Analyze MySQL Text Data

This is a strange one but I have found the Stackoverflow community to be very helpful. I have mySQL Table with a column full of parsed text data. I want to analyze the data and see in how many rows words appear.

ID     columnName
1      Car
2      Dog
3      CAR CAR car CAR

From the above example what I want returned is that the word CAR appears in two rows and the word Dog Appears in 1 row. I don't really care how much the word count is as much as in how many rows does the word appear in. The problem is that I don't know which words to search for. Is there a tool, or something I can build in python, that would show me the most popular words used and in how many rows do the words appear in.
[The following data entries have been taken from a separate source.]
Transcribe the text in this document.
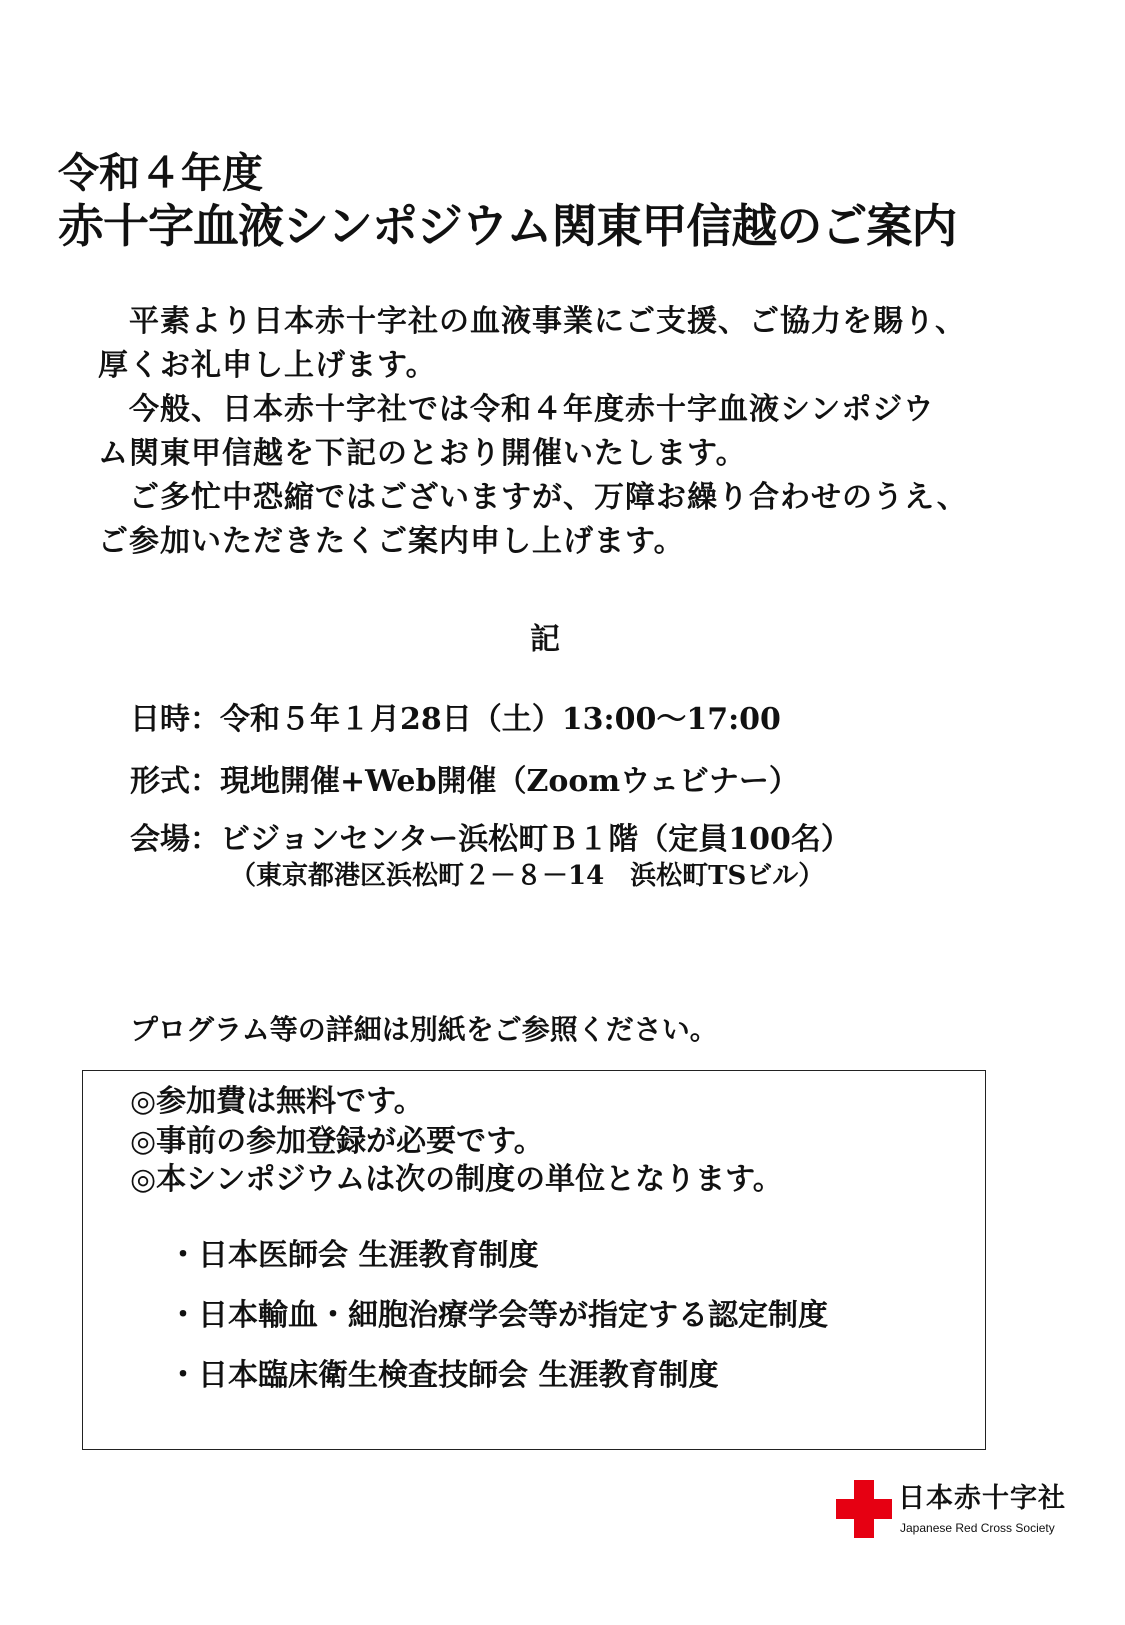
令和４年度
赤十字血液シンポジウム関東甲信越のご案内
　平素より日本赤十字社の血液事業にご支援、ご協力を賜り、
厚くお礼申し上げます。
　今般、日本赤十字社では令和４年度赤十字血液シンポジウ
ム関東甲信越を下記のとおり開催いたします。
　ご多忙中恐縮ではございますが、万障お繰り合わせのうえ、
ご参加いただきたくご案内申し上げます。
記
日時：令和５年１月28日（土）13:00～17:00
形式：現地開催+Web開催（Zoomウェビナー）
会場：ビジョンセンター浜松町Ｂ１階（定員100名）
（東京都港区浜松町２－８－14　浜松町TSビル）
プログラム等の詳細は別紙をご参照ください。
◎参加費は無料です。
◎事前の参加登録が必要です。
◎本シンポジウムは次の制度の単位となります。
・日本医師会 生涯教育制度
・日本輸血・細胞治療学会等が指定する認定制度
・日本臨床衛生検査技師会 生涯教育制度
日本赤十字社
Japanese Red Cross Society
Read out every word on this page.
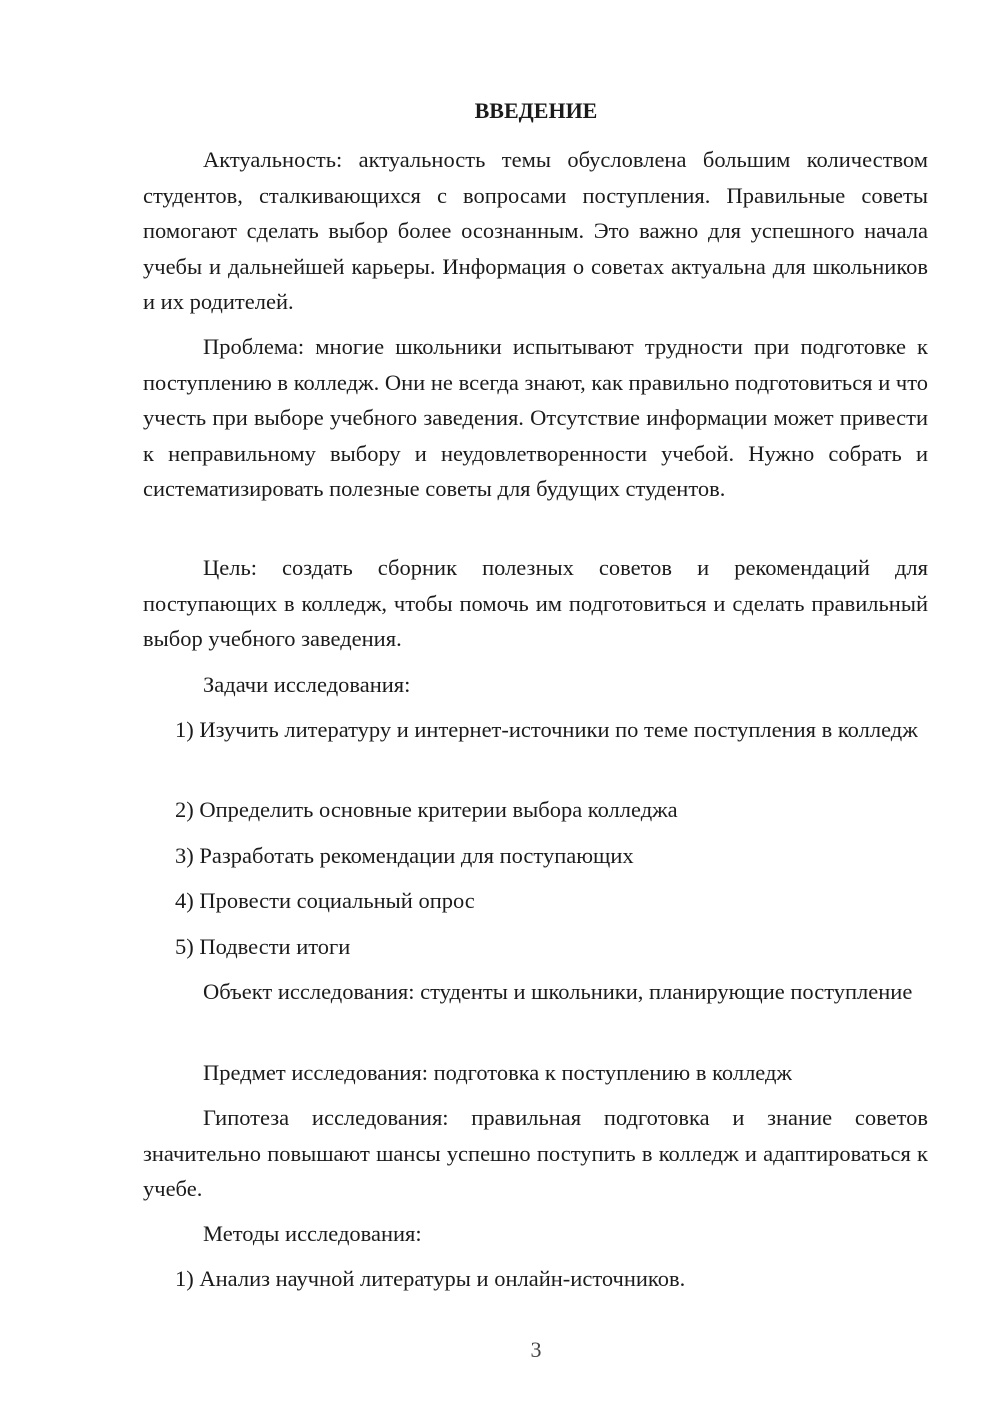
ВВЕДЕНИЕ
Актуальность: актуальность темы обусловлена большим количеством студентов, сталкивающихся с вопросами поступления. Правильные советы помогают сделать выбор более осознанным. Это важно для успешного начала учебы и дальнейшей карьеры. Информация о советах актуальна для школьников и их родителей.
Проблема: многие школьники испытывают трудности при подготовке к поступлению в колледж. Они не всегда знают, как правильно подготовиться и что учесть при выборе учебного заведения. Отсутствие информации может привести к неправильному выбору и неудовлетворенности учебой. Нужно собрать и систематизировать полезные советы для будущих студентов.
Цель: создать сборник полезных советов и рекомендаций для поступающих в колледж, чтобы помочь им подготовиться и сделать правильный выбор учебного заведения.
Задачи исследования:
1) Изучить литературу и интернет-источники по теме поступления в колледж
2) Определить основные критерии выбора колледжа
3) Разработать рекомендации для поступающих
4) Провести социальный опрос
5) Подвести итоги
Объект исследования: студенты и школьники, планирующие поступление
Предмет исследования: подготовка к поступлению в колледж
Гипотеза исследования: правильная подготовка и знание советов значительно повышают шансы успешно поступить в колледж и адаптироваться к учебе.
Методы исследования:
1) Анализ научной литературы и онлайн-источников.
3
I have not idea where to start and it would be great if someone could assist me with this.

Solution

I'd use python:

1) setup python to work with mysql (loads of tutorials online)

2) define:

from collections import defaultdict
tokenDict = defaultdict(lambda: 0)

the former is a simple dictionary which returns 0 if there is no value with the given key (i.e. tokenDict['i_have_never_used_this_key_before'] will return 0)

3) read each row from the table, tokenize it and increment the token counts

tokens = row.split(' ') //tokenize
tokens = [lower(t) for t in tokens] //lowercase
tokens = set(tokens) //remove duplicates
for token in tokens:
    tokenDict[token] = tokenDict[token] + 1